For some of the others who have contributed, here are a few other questions I had:

Quote:
Originally Posted by NorseHorse View Post
My recording philosophy was heavily influenced by my time at the Classical Music Library Online. Over the course almost two years, I listened to thousands of recordings in quick succession. They came from labels, ensembles, and engineers all around the world. Orchestral music, band music, choral music... new music, old music... everything from chant to Xenakis, Haydn to Mackey, string quartets to saxophone quartets.
Hi Christian, thank you again for sharing your thoughts in this thread. Since you have so many hours of critical listening as part of your process/development, I'd love to hear a little bit more about what goes through your mind when listening carefully to a piece of music. Especially if you can recall some aspects of this which have changed over time -- things you are now more conscious of than previously, etc.


Quote:
Originally Posted by hughshouse View Post
There is also a very important philosophical question to resolve pursuant to the issue Brent has raised. Do you possess the "personal people skills" to make positive suggestions to remedy a flawed performance or the courage to gracefully walk away from a performance that is well beyond corrective measures and most important of all the wisdom to know the difference?
Hugh, thank you very much for your thoughts, I really appreciate it. Obviously you covered a lot of important ground, but the above comment struck me in particular as something which might be interesting to hear more about from your point of view. This important "artist relations" aspect of the recording process has always struck me as one of those paradoxical skills which can probably only truly develop through hands-on experience, and yet having this skill highly developed in advance, as Plush noted, helps keep the recording date flowing smoothly and builds a positive reputation, etc.
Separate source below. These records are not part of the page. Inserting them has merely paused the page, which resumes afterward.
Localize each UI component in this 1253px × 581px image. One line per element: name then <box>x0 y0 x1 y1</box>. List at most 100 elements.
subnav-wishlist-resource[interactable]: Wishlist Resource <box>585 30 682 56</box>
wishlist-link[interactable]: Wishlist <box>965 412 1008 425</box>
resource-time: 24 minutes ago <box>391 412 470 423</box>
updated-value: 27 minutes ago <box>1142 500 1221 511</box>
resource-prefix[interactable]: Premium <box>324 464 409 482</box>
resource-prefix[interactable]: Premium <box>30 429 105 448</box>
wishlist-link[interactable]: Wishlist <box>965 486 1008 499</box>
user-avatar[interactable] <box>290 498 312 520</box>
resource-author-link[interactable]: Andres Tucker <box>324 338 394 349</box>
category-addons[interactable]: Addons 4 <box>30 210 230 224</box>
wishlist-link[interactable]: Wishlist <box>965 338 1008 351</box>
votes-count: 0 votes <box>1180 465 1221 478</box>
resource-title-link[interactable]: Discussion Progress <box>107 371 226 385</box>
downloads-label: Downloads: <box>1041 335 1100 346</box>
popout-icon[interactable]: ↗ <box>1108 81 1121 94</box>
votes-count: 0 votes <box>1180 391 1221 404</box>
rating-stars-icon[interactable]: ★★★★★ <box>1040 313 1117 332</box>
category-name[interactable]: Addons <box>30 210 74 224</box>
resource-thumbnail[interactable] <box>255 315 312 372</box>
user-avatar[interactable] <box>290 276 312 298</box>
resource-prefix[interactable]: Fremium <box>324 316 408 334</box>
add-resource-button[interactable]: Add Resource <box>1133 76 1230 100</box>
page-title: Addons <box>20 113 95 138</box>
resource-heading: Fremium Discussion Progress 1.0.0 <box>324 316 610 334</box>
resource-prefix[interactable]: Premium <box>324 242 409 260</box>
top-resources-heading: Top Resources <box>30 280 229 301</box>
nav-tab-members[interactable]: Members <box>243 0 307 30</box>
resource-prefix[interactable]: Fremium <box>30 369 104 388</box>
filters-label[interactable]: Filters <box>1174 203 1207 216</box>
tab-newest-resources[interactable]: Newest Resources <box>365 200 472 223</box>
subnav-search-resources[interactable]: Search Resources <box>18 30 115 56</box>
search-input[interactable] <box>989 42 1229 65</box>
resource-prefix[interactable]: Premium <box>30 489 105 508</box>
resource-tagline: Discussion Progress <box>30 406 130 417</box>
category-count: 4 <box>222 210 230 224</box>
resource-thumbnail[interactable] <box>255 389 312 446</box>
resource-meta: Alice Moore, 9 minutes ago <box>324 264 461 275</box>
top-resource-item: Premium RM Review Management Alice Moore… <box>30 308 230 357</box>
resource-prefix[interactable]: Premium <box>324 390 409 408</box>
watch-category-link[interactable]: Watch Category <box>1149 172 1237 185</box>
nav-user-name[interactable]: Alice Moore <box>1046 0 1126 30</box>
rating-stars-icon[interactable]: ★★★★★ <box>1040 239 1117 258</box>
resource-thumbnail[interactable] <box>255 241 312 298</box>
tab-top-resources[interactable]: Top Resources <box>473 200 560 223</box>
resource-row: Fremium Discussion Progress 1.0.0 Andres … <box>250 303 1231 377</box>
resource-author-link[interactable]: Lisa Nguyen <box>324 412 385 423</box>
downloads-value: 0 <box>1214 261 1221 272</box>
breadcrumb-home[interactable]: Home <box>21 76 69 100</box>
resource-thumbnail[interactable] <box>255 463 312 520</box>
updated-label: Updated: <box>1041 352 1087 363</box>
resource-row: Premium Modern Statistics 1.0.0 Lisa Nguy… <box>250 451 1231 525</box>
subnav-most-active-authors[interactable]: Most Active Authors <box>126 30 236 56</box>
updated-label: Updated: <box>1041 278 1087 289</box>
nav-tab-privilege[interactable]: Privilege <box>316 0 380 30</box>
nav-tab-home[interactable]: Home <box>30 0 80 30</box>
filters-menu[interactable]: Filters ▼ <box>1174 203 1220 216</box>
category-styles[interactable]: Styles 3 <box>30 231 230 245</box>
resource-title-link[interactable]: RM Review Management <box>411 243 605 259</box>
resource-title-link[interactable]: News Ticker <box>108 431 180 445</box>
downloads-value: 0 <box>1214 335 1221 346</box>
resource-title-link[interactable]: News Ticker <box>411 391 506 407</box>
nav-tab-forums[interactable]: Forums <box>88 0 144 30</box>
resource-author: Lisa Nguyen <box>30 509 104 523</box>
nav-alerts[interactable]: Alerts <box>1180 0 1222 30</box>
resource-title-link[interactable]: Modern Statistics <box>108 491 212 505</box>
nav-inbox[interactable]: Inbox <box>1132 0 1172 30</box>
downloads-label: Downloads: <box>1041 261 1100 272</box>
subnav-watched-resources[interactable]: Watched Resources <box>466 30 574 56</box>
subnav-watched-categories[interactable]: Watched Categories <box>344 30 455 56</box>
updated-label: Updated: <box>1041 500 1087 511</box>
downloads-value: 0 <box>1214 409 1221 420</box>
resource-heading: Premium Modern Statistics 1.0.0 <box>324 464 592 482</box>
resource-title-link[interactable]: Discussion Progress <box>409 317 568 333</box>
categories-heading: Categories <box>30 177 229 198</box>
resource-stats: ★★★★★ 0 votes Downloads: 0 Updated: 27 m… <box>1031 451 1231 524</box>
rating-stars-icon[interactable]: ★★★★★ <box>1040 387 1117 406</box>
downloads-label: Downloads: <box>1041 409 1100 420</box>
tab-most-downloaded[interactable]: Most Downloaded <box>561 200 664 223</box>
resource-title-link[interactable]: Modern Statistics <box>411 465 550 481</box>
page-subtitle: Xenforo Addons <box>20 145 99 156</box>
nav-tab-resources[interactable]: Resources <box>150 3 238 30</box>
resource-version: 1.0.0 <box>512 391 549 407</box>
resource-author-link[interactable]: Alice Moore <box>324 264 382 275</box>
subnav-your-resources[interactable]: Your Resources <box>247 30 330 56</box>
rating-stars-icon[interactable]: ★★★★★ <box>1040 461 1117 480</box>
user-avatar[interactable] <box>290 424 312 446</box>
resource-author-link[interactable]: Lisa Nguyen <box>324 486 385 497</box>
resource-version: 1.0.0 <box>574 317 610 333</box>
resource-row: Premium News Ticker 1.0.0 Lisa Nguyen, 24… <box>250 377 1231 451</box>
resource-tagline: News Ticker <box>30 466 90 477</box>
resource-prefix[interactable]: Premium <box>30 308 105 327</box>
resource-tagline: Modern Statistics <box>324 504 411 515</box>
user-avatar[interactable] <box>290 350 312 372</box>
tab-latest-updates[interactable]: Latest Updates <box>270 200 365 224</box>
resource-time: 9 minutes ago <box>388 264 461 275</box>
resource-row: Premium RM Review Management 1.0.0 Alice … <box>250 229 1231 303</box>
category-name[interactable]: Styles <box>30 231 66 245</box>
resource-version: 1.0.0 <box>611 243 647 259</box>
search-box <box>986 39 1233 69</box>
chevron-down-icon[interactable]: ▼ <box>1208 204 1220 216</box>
I try to carefully observe older and more experienced engineers, as well as treating even a frustrating recording in terms of venue acoustics (let's say) as a chance to improve some of these skills. What else do the more experienced folks recommend, I wonder?



Also, for anyone else who cares to comment, one topic from my OP which is of great interest to me personally, though we haven't really gotten into it yet:

In what areas are you currently striving/experimenting as more experienced engineers? New mic array techniques? Correspondence with colleagues in other countries? Honing and perfecting time-honored techniques ever closer to their Platonic ideal?